If the dire predictions of climate scientists are realized, we can expect a significant rise in conflict owing to resource scarcity and population displacement. Economically impoverished areas will likely be disproportionately affected. Global warming is also impacting the geography of the Arctic region, which has prompted a great deal of interest and concern from several NATO members. This presents a stark challenge for those tasked with pursuing national or global security. However, the fact that these challenges are the result of climate change does not necessarily mean that the response to them should differ from the reaction to other security concerns. Essentially, climate change is quite clearly a security issue, but aside from addressing its consequences using already established political and military practices, the role for security organizations like NATO remains unclear.
The climate issue is just one of several examples of NATO’s endeavouring to establish its relevance on the 21st century security landscape. In recent years, international affairs have been defined not by international relations in the strictest sense, but by socio-environmental concerns. Protests, insurgencies, natural disasters, demographic shifts, and population displacement were pressing issues during the Cold War, but they tended to be shaped by the context of the political struggle between the Soviet Union and the United States.
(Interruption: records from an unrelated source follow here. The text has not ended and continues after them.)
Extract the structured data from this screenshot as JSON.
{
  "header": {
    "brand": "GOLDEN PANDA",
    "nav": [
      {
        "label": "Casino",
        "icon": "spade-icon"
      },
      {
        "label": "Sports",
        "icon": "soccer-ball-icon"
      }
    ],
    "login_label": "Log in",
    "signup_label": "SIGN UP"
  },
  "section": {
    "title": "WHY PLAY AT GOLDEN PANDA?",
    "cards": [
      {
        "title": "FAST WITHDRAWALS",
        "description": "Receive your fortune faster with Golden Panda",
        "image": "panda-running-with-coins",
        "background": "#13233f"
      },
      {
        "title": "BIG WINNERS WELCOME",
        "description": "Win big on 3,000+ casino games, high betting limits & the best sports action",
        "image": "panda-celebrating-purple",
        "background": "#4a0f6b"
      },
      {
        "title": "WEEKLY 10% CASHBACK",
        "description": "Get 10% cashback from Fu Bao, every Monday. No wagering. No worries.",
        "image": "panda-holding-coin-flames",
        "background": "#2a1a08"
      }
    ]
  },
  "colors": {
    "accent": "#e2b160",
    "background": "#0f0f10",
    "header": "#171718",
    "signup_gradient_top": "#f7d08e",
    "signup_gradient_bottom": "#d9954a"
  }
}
Since the Cold War, this situation has been reversed to some extent, with social circumstances establishing the context for international politics. This has led some critics to decry NATO as a hopelessly outdated institution created for Cold War politics and ill-equipped to confront the challenges of the 21st century.
While the attempts to dismiss NATO as irrelevant are overzealous, these criticisms cannot be ignored, and when it comes to climate change they may have some validity. Climate change is a global social concern that a political-military alliance may be ill-equipped to address. Innovation and adaptation is not an impossible task for NATO, but the Alliance is fundamentally an international, political, and military one. Climate change is a global concern, and although it does impact relations between states, a distinction must be made between global issues that transcend borders and international matters that tend to reinforce them. Of course, global and international phenomena interact and are not dichotomous, but one can be distinguished from the other. The political-military concerns that NATO was established to address tend to revolve around territorial sovereignty and security within the borders of individual states. Climate change, as a global issue, demands a transnational response that NATO has no mandate to provide on its own.
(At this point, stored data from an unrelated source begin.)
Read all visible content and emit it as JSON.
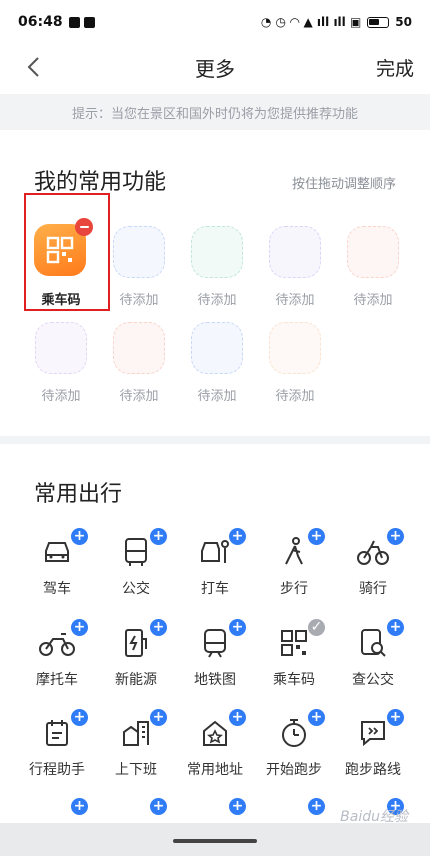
{
  "status_bar": {
    "time": "06:48",
    "battery": "50"
  },
  "nav": {
    "title": "更多",
    "done_label": "完成"
  },
  "tip": "提示：当您在景区和国外时仍将为您提供推荐功能",
  "my_functions": {
    "title": "我的常用功能",
    "hint": "按住拖动调整顺序",
    "items": [
      {
        "label": "乘车码",
        "filled": true
      },
      {
        "label": "待添加",
        "color": "#c9d8f8"
      },
      {
        "label": "待添加",
        "color": "#bfe8d8"
      },
      {
        "label": "待添加",
        "color": "#dcd4f6"
      },
      {
        "label": "待添加",
        "color": "#fad4cc"
      },
      {
        "label": "待添加",
        "color": "#e2d6f4"
      },
      {
        "label": "待添加",
        "color": "#fad4cc"
      },
      {
        "label": "待添加",
        "color": "#c9d8f8"
      },
      {
        "label": "待添加",
        "color": "#fae3d0"
      }
    ]
  },
  "travel": {
    "title": "常用出行",
    "items": [
      {
        "label": "驾车",
        "icon": "car-icon"
      },
      {
        "label": "公交",
        "icon": "bus-icon"
      },
      {
        "label": "打车",
        "icon": "taxi-icon"
      },
      {
        "label": "步行",
        "icon": "walk-icon"
      },
      {
        "label": "骑行",
        "icon": "bike-icon"
      },
      {
        "label": "摩托车",
        "icon": "motorcycle-icon"
      },
      {
        "label": "新能源",
        "icon": "ev-charging-icon"
      },
      {
        "label": "地铁图",
        "icon": "metro-icon"
      },
      {
        "label": "乘车码",
        "icon": "qr-code-icon",
        "added": true
      },
      {
        "label": "查公交",
        "icon": "bus-search-icon"
      },
      {
        "label": "行程助手",
        "icon": "calendar-icon"
      },
      {
        "label": "上下班",
        "icon": "commute-icon"
      },
      {
        "label": "常用地址",
        "icon": "home-star-icon"
      },
      {
        "label": "开始跑步",
        "icon": "stopwatch-icon"
      },
      {
        "label": "跑步路线",
        "icon": "route-icon"
      }
    ]
  },
  "watermark": "Baidu经验"
}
This is not to say that NATO has no role in the emerging challenges of the 21st century. It is important to note that the challenges of the 20th century have not disappeared. Military operations still require coordination, as evidenced by the recent Libya intervention, and NATO will likely continue its traditional military role. As for emerging issues, the digitization of security has taken on increasing importance in recent years, and although this issue could be described as a global one, the recently publicized instances of espionage indicate that cyber-security remains a largely international concern.
From an institutional perspective, it is understandable that NATO would try to assert its relevance to climate change. Institutions often try to maximize their mandate in order to increase their influence and prestige, but also because they hold genuine confidence that they are suited to the task in question. Beyond this general tendency, it is true that NATO will likely have to grapple with the security consequences of climate change, so no one can begrudge the organization’s leaders for discussing the issue. However, despite the fact that NATO will be impacted, it remains to be seen whether it will be able to satisfy those who want it to assume an effective leadership role in the effort to curtail and adapt to global warming.